Amorolfine
| 證據等級: L5 | 預測適應症: 10 個 |
目錄
Amorolfine: From Onychomycosis to Drug-Induced Osteoporosis
One-Sentence Summary
Amorolfine is a morpholine-class antifungal agent widely used as a topical nail lacquer for the treatment of onychomycosis (fungal nail infections). The TxGNN model predicts it may be effective for Drug-Induced Osteoporosis, however there are currently 0 clinical trials and 0 publications supporting this direction — the prediction is supported by computational modelling only.
Quick Overview
| Item | Content |
|---|---|
| Original Indication | Onychomycosis (fungal nail infections) — regulatory source unavailable; based on known pharmacological profile |
| Predicted New Indication | Drug-Induced Osteoporosis |
| TxGNN Prediction Score | 99.998% |
| Evidence Level | L5 |
| Singapore Market Status | ✗ Not Marketed |
| Number of Registrations | 0 |
| Recommended Decision | Hold |
Why is This Prediction Reasonable?
Currently, detailed mechanism of action data is not available from the Evidence Pack. Based on known pharmacological information, Amorolfine belongs to the morpholine class of antifungals and works by inhibiting two key enzymes in the fungal ergosterol biosynthesis pathway (Δ14-reductase and Δ7,8-isomerase), ultimately disrupting fungal cell membrane integrity. Its efficacy in treating onychomycosis has been clinically established, predominantly via topical nail lacquer formulations.
Drug-induced osteoporosis, however, is a metabolic bone disease typically caused by agents such as corticosteroids, aromatase inhibitors, or proton pump inhibitors — all of which interact with the RANK-L/OPG axis, osteoblast/osteoclast homeostasis, or calcium metabolism. There is no known mechanistic intersection between Amorolfine's ergosterol-targeting pathway and mammalian bone remodelling biology.
The Evidence Pack's own mechanistic rationale notes that "no known overlap exists between Amorolfine's antifungal target pathway and bone metabolism pathways relevant to drug-induced osteoporosis, and no supporting literature or trials have been identified." This significantly limits confidence in this prediction's biological plausibility.
Clinical Trial Evidence
Currently no related clinical trials registered.
Literature Evidence
Currently no related literature available.
Singapore Market Information
Amorolfine is currently not registered in Singapore. No marketing authorisations were found in the regulatory dataset.

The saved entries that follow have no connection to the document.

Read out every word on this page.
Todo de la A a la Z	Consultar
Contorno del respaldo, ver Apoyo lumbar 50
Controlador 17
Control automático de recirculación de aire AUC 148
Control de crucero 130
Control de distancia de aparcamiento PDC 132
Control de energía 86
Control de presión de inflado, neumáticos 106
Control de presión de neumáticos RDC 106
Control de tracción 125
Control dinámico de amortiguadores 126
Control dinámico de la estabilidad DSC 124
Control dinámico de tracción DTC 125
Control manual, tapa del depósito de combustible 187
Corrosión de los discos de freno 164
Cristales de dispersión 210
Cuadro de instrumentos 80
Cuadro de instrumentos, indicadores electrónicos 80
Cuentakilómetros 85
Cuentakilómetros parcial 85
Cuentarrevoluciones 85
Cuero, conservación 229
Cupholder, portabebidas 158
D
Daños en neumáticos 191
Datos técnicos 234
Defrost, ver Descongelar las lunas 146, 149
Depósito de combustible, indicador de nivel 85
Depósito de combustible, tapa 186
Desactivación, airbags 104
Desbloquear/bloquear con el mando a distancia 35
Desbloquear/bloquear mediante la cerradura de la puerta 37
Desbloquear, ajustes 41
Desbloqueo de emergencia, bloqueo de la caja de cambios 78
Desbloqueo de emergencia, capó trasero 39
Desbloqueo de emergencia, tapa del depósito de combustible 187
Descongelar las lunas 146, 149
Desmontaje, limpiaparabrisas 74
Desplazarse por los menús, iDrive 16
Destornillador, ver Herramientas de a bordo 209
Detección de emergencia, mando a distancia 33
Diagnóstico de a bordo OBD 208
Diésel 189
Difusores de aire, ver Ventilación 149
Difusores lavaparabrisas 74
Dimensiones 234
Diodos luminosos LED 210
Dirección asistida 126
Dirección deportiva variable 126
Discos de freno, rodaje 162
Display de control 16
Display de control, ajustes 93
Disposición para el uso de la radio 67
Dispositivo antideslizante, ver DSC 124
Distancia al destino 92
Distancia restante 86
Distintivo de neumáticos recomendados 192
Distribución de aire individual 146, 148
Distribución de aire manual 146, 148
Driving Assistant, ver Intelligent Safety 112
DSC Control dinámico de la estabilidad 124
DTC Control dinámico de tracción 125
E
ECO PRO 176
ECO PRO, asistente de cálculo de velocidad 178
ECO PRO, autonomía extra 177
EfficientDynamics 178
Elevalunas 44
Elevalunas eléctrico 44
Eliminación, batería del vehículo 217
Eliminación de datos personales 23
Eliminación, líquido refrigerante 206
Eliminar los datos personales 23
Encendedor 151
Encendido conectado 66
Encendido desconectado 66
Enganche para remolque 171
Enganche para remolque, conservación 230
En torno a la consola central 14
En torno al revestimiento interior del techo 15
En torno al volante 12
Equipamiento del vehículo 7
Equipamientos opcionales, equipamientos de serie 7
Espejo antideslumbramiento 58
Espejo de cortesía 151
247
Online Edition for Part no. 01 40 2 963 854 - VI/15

Note: Amorolfine nail lacquer (e.g., Loceryl®) is approved in multiple markets including the EU, Japan, Australia, and South Korea. Its absence from the Singapore register may warrant a separate market access review independent of this repurposing evaluation.
Safety Considerations
Please refer to the package insert for safety information. No warnings, contraindications, or drug interaction data were available in this Evidence Pack.
Conclusion and Next Steps
Decision: Hold
Rationale: There is no clinical trial evidence, no published literature, and no established mechanistic link connecting Amorolfine's antifungal mode of action to the pathophysiology of drug-induced osteoporosis. All 10 TxGNN-predicted indications for this drug returned L5 evidence with a Hold recommendation, indicating that the model's predictions are currently unsupported by any real-world data. Further investment in this repurposing candidate is not justified at this time without additional biological rationale.

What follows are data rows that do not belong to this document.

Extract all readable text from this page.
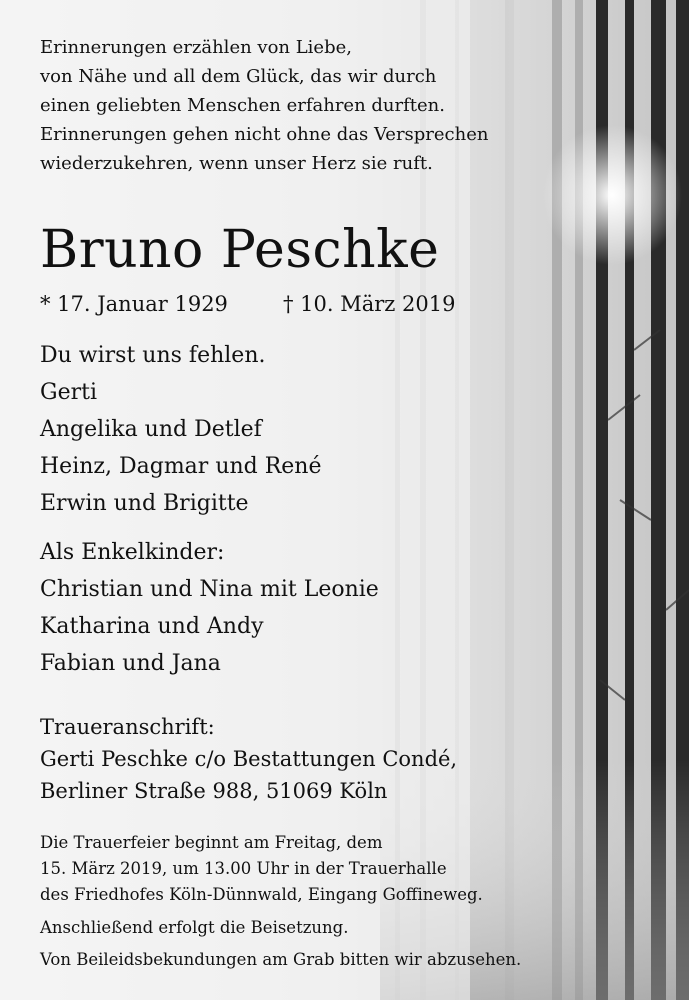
Erinnerungen erzählen von Liebe,
von Nähe und all dem Glück, das wir durch
einen geliebten Menschen erfahren durften.
Erinnerungen gehen nicht ohne das Versprechen
wiederzukehren, wenn unser Herz sie ruft.
Bruno Peschke
* 17. Januar 1929	† 10. März 2019
Du wirst uns fehlen.
Gerti
Angelika und Detlef
Heinz, Dagmar und René
Erwin und Brigitte
Als Enkelkinder:
Christian und Nina mit Leonie
Katharina und Andy
Fabian und Jana
Traueranschrift:
Gerti Peschke c/o Bestattungen Condé,
Berliner Straße 988, 51069 Köln
Die Trauerfeier beginnt am Freitag, dem
15. März 2019, um 13.00 Uhr in der Trauerhalle
des Friedhofes Köln-Dünnwald, Eingang Goffineweg.
Anschließend erfolgt die Beisetzung.
Von Beileidsbekundungen am Grab bitten wir abzusehen.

To proceed, the following is needed:
- MOA clarification: Confirm whether any sterol-pathway metabolites of Amorolfine have off-target effects on mammalian bone metabolism (e.g., via cholesterol/osteocalcin interactions)
- Preclinical data: Any in vitro or animal studies demonstrating Amorolfine activity in osteoblast/osteoclast systems would be required before elevating evidence to L4
- Singapore regulatory gap: Review feasibility of Singapore market entry for the base indication (onychomycosis) before considering repurposing
- TFDA package insert: Retrieve and parse the approved prescribing information to complete safety profiling (currently Blocking data gap DG001)

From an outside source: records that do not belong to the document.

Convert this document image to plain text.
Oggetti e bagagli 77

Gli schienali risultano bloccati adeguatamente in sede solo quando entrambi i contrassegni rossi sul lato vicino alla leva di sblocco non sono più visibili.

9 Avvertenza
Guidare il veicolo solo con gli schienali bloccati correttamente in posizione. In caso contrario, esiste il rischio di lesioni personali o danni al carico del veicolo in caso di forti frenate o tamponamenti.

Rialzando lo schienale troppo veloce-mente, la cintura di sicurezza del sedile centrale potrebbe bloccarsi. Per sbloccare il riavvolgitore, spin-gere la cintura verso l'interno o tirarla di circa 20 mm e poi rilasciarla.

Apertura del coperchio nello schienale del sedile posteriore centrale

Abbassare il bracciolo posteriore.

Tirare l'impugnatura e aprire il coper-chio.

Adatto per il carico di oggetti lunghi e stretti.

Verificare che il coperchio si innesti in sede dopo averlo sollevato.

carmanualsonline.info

- DrugBank MOA query: Retrieve full DrugBank entry to complete mechanism of action documentation (currently High-severity data gap DG002)
- Re-evaluation trigger: If any new preclinical publications emerge linking ergosterol-pathway inhibitors to bone biology, this candidate should be re-queued for evidence collection
⚠️ Disclaimer: This report is for research reference only and does not constitute medical advice. Drug repurposing candidates require clinical validation before any therapeutic application.
Disclaimer
This content is for research purposes only and does not constitute medical advice. Clinical validation is required before any clinical application.